Apa Itu Rojali? “Rombongan Jarang Beli”
Istilah Rojali merupakan akronim dari “Rombongan Jarang Beli”. Julukan ini diberikan untuk kelompok orang yang datang ke mal dalam jumlah besar, namun nyaris tidak melakukan pembelian apa pun.
Berikut ciri khas perilaku “Rojali”:
- Baca Juga :7 Film Keluarga yang Seru Ditonton Saat Liburan
Datang beramai-ramai, biasanya bersama teman, keluarga, atau komunitas.
Lebih sering berjalan-jalan keliling mall tanpa tujuan belanja jelas.
Sering menggunakan fasilitas gratis seperti Wi-Fi, AC, toilet, dan spot foto Instagramable.
Banyak bertanya kepada pramuniaga tapi tidak membeli.
Sibuk merekam konten untuk media sosial, seperti OOTD atau vlog, tanpa interaksi nyata dengan tenant.
Fenomena Rojali ini menjadi tantangan tersendiri bagi pelaku usaha retail. Walau traffic pengunjung mall tampak tinggi, kenyataannya tidak selalu berbanding lurus dengan angka penjualan.
Fakta Menarik: Banyak pelaku bisnis mencatat conversion rate pengunjung menjadi pembeli justru stagnan, karena tingginya jumlah Rojali yang hanya “window shopping”.
Siapa Itu Rohana? “Rombongan Hanya Nanya-Nanya” atau “Narsis”

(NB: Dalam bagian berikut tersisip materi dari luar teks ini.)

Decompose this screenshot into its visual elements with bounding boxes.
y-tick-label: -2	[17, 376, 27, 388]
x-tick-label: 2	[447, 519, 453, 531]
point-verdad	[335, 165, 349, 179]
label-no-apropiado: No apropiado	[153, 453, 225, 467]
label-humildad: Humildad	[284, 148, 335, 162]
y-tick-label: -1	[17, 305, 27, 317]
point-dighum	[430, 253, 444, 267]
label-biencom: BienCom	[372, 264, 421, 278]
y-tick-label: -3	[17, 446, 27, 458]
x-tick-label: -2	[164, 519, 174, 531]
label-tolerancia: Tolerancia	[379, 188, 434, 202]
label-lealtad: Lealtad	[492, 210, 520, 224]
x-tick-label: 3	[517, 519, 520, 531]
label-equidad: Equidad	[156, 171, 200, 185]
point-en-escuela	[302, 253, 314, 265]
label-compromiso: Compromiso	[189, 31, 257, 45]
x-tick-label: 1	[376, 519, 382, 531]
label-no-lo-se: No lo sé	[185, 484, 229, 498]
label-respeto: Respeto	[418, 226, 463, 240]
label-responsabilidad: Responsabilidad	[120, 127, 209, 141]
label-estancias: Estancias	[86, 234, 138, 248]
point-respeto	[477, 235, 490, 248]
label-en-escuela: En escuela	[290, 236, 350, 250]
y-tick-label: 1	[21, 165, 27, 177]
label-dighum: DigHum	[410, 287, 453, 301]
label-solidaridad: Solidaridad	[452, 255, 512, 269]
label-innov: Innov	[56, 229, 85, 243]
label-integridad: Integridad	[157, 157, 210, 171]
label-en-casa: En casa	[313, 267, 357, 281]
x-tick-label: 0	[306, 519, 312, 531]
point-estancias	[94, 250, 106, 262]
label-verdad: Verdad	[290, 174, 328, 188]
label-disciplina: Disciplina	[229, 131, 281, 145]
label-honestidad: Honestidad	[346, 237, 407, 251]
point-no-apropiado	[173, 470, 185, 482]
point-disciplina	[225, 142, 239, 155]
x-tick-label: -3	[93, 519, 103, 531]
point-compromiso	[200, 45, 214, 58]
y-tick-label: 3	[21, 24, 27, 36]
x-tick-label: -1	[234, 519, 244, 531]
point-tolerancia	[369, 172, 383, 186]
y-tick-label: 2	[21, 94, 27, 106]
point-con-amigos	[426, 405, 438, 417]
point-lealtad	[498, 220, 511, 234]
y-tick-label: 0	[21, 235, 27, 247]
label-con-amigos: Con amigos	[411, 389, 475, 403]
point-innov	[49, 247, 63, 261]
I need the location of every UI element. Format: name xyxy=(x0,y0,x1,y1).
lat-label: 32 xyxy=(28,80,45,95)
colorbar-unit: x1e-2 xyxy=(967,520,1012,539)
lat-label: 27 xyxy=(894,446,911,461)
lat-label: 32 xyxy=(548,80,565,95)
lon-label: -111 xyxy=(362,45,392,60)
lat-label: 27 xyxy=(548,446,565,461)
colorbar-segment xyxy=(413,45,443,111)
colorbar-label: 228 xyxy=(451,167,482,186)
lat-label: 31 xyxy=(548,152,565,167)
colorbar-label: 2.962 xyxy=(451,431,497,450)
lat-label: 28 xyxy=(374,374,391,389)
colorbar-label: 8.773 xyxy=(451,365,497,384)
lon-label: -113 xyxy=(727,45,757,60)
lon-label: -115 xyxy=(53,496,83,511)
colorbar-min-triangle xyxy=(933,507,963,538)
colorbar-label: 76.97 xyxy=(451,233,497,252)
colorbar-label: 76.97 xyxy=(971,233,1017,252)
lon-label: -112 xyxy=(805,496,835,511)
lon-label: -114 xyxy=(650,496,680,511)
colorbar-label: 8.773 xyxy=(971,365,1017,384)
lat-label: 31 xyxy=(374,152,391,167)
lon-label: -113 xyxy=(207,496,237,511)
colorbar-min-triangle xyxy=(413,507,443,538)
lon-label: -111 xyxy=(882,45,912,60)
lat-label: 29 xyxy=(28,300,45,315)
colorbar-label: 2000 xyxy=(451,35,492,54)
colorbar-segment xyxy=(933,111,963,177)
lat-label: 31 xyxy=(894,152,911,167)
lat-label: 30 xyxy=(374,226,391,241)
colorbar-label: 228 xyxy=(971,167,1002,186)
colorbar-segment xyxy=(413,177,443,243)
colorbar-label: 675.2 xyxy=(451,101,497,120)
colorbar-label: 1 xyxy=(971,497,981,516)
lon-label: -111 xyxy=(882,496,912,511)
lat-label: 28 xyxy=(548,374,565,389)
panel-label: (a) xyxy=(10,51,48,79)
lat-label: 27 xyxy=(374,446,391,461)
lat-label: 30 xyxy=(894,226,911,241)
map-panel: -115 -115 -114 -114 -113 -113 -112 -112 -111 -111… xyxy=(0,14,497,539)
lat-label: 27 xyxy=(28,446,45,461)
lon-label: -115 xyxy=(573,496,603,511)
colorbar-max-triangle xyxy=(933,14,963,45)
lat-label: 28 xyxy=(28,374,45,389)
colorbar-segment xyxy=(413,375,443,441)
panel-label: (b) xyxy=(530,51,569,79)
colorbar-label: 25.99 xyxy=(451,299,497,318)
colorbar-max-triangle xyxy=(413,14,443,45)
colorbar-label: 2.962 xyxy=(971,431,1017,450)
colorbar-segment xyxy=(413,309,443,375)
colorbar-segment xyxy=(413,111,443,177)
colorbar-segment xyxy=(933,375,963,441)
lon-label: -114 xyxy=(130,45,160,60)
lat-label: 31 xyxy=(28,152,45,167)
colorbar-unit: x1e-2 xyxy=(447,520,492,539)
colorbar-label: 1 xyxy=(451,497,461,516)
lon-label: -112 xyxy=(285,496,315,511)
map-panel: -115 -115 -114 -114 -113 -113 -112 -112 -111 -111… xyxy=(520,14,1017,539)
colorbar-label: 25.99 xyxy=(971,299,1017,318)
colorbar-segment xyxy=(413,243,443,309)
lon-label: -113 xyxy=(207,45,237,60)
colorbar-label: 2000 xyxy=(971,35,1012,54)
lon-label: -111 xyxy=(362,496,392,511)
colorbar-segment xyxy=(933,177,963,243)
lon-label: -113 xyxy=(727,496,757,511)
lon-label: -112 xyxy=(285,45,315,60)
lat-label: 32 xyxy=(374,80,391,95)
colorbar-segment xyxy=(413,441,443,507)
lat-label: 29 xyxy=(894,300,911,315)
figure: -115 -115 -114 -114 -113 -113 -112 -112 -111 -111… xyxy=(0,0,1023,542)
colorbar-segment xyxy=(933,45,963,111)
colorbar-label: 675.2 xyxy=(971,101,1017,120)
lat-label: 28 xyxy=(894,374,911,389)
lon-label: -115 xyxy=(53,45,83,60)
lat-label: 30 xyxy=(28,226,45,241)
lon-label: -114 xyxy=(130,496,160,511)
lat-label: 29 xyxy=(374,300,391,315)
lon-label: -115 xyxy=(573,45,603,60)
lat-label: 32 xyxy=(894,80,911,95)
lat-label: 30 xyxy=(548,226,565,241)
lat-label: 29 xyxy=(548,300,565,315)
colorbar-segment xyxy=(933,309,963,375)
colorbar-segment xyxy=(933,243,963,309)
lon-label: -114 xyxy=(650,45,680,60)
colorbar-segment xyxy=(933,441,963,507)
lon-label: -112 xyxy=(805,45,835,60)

Sementara itu, Rohana adalah istilah “pasangan” dari Rojali. Walau belum memiliki definisi resmi, masyarakat dunia maya mulai menyematkan beberapa kepanjangan kreatif pada kata ini, antara lain:
Rombongan Hanya Nanya-Nanya
Rombongan Hanya Nongkrong Aja
Rombongan Hanya Narsis
Rohana kerap digambarkan sebagai kelompok yang suka bertanya-tanya seputar produk, mencoba tester, berlama-lama di depan etalase, namun akhirnya tidak melakukan transaksi apa pun. Ada juga yang menyebut Rohana lebih suka memanfaatkan tempat sebagai “studio foto gratis” ketimbang tempat belanja.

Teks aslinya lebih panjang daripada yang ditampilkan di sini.